Сигурд крепко взял его за плечи.
– А если это правда?
– Но то, что я с тобой сделал… – Хёгни не знал, куда деваться от стыда. Он совершил самое ужасное, что только может сделать воин во всех девяти мирах – и вот человек, с которым он так обошёлся, приветливо смотрит на него и пытается его обнять. Хёгни вырвался.
– Я же убил тебя, – задыхаясь, сказал он, – убил собственного названого брата, ударом в спину, вот этими руками…
– Это было давно и не здесь, – прервал его Сигурд, глядя ему в лицо своими васильковыми глазами.
– Но ты не знаешь всего! Я хотел забрать твоё золото…
– Ты не унёс его сюда. Здесь мы оба нагие, не всё ли равно?
– Ты… неужели ты меня прощаешь? – едва смог выговорить Хёгни. Голова у него кружилась. Сигурд прижал его к себе.
– Перестань. Сюда не приносят старые дрязги. Мы будем пить из одного ковша.

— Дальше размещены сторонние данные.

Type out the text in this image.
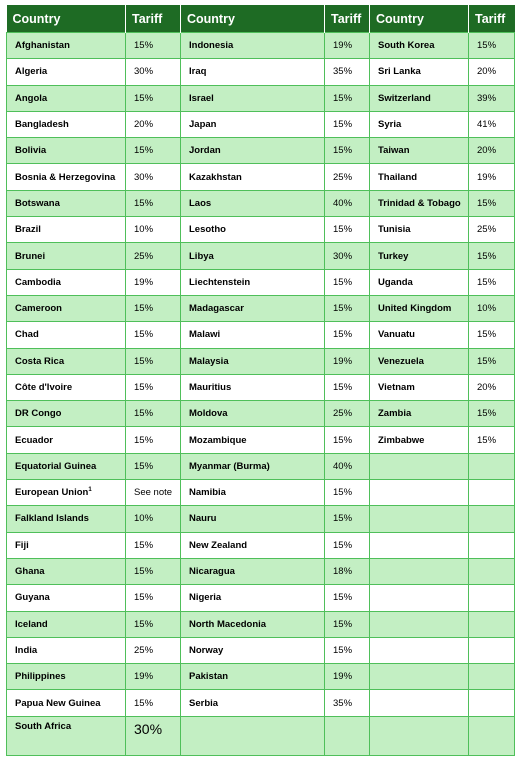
Country	Tariff	Country	Tariff	Country	Tariff
Afghanistan	15%	Indonesia	19%	South Korea	15%
Algeria	30%	Iraq	35%	Sri Lanka	20%
Angola	15%	Israel	15%	Switzerland	39%
Bangladesh	20%	Japan	15%	Syria	41%
Bolivia	15%	Jordan	15%	Taiwan	20%
Bosnia & Herzegovina	30%	Kazakhstan	25%	Thailand	19%
Botswana	15%	Laos	40%	Trinidad & Tobago	15%
Brazil	10%	Lesotho	15%	Tunisia	25%
Brunei	25%	Libya	30%	Turkey	15%
Cambodia	19%	Liechtenstein	15%	Uganda	15%
Cameroon	15%	Madagascar	15%	United Kingdom	10%
Chad	15%	Malawi	15%	Vanuatu	15%
Costa Rica	15%	Malaysia	19%	Venezuela	15%
Côte d'Ivoire	15%	Mauritius	15%	Vietnam	20%
DR Congo	15%	Moldova	25%	Zambia	15%
Ecuador	15%	Mozambique	15%	Zimbabwe	15%
Equatorial Guinea	15%	Myanmar (Burma)	40%		
European Union$^1$	See note	Namibia	15%		
Falkland Islands	10%	Nauru	15%		
Fiji	15%	New Zealand	15%		
Ghana	15%	Nicaragua	18%		
Guyana	15%	Nigeria	15%		
Iceland	15%	North Macedonia	15%		
India	25%	Norway	15%		
Philippines	19%	Pakistan	19%		
Papua New Guinea	15%	Serbia	35%		
South Africa	30%				
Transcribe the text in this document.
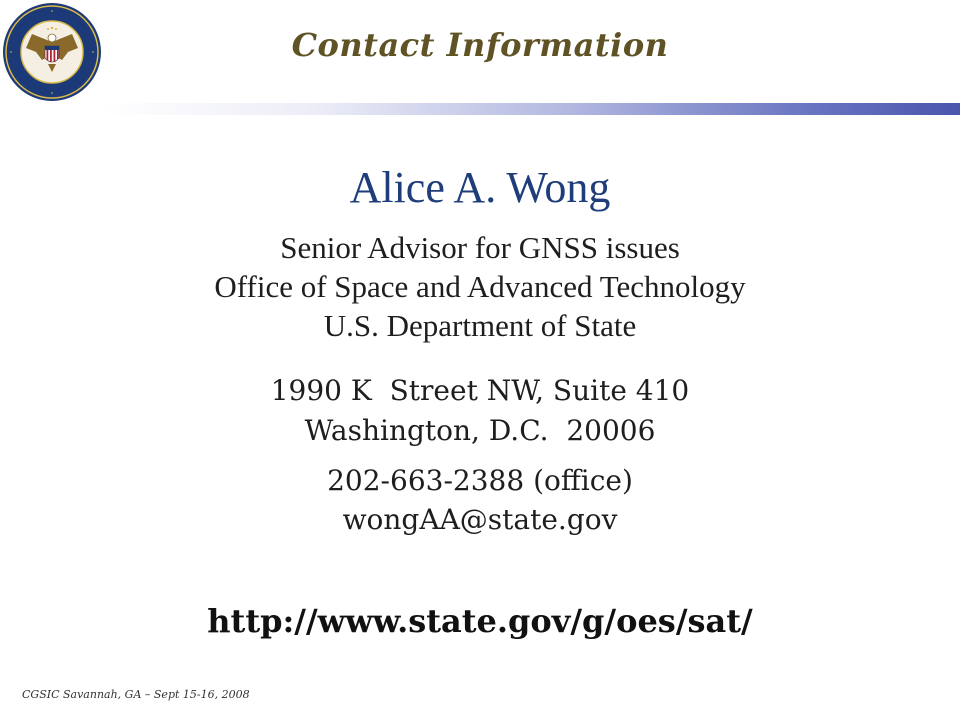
Contact Information
Alice A. Wong
Senior Advisor for GNSS issues
Office of Space and Advanced Technology
U.S. Department of State
1990 K  Street NW, Suite 410
Washington, D.C.  20006
202-663-2388 (office)
wongAA@state.gov
http://www.state.gov/g/oes/sat/
CGSIC Savannah, GA – Sept 15-16, 2008
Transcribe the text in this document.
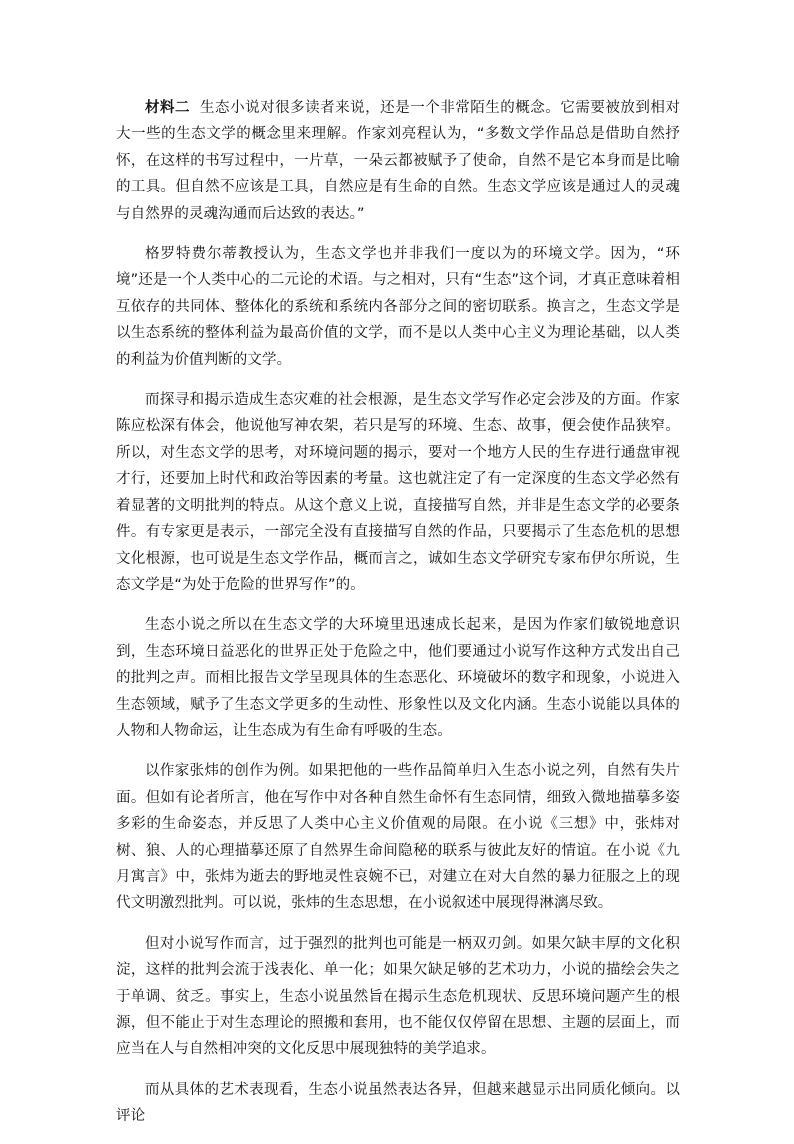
材料二 生态小说对很多读者来说，还是一个非常陌生的概念。它需要被放到相对大一些的生态文学的概念里来理解。作家刘亮程认为，“多数文学作品总是借助自然抒怀，在这样的书写过程中，一片草，一朵云都被赋予了使命，自然不是它本身而是比喻的工具。但自然不应该是工具，自然应是有生命的自然。生态文学应该是通过人的灵魂与自然界的灵魂沟通而后达致的表达。”

格罗特费尔蒂教授认为，生态文学也并非我们一度以为的环境文学。因为，“环境”还是一个人类中心的二元论的术语。与之相对，只有“生态”这个词，才真正意味着相互依存的共同体、整体化的系统和系统内各部分之间的密切联系。换言之，生态文学是以生态系统的整体利益为最高价值的文学，而不是以人类中心主义为理论基础，以人类的利益为价值判断的文学。

而探寻和揭示造成生态灾难的社会根源，是生态文学写作必定会涉及的方面。作家陈应松深有体会，他说他写神农架，若只是写的环境、生态、故事，便会使作品狭窄。所以，对生态文学的思考，对环境问题的揭示，要对一个地方人民的生存进行通盘审视才行，还要加上时代和政治等因素的考量。这也就注定了有一定深度的生态文学必然有着显著的文明批判的特点。从这个意义上说，直接描写自然，并非是生态文学的必要条件。有专家更是表示，一部完全没有直接描写自然的作品，只要揭示了生态危机的思想文化根源，也可说是生态文学作品，概而言之，诚如生态文学研究专家布伊尔所说，生态文学是“为处于危险的世界写作”的。

生态小说之所以在生态文学的大环境里迅速成长起来，是因为作家们敏锐地意识到，生态环境日益恶化的世界正处于危险之中，他们要通过小说写作这种方式发出自己的批判之声。而相比报告文学呈现具体的生态恶化、环境破坏的数字和现象，小说进入生态领域，赋予了生态文学更多的生动性、形象性以及文化内涵。生态小说能以具体的人物和人物命运，让生态成为有生命有呼吸的生态。

以作家张炜的创作为例。如果把他的一些作品简单归入生态小说之列，自然有失片面。但如有论者所言，他在写作中对各种自然生命怀有生态同情，细致入微地描摹多姿多彩的生命姿态，并反思了人类中心主义价值观的局限。在小说《三想》中，张炜对树、狼、人的心理描摹还原了自然界生命间隐秘的联系与彼此友好的情谊。在小说《九月寓言》中，张炜为逝去的野地灵性哀婉不已，对建立在对大自然的暴力征服之上的现代文明激烈批判。可以说，张炜的生态思想，在小说叙述中展现得淋漓尽致。

但对小说写作而言，过于强烈的批判也可能是一柄双刃剑。如果欠缺丰厚的文化积淀，这样的批判会流于浅表化、单一化；如果欠缺足够的艺术功力，小说的描绘会失之于单调、贫乏。事实上，生态小说虽然旨在揭示生态危机现状、反思环境问题产生的根源，但不能止于对生态理论的照搬和套用，也不能仅仅停留在思想、主题的层面上，而应当在人与自然相冲突的文化反思中展现独特的美学追求。

而从具体的艺术表现看，生态小说虽然表达各异，但越来越显示出同质化倾向。以评论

Он повёл его по залу, обняв за плечи. Мучения, пробудившиеся внутри у Хёгни при виде Сигурда, стали утихать, отодвигаться куда-то в сторону. Он снова стал обращать внимание на то, что находилось вокруг него. Места в Вальгалле было достаточно, но Сигурд подвёл его почти к самой стене. На покрытый пушистым мехом пол был брошен меч Сигурда, рядом стояли блюдо и ковш. Сигурд сел, скрестив ноги.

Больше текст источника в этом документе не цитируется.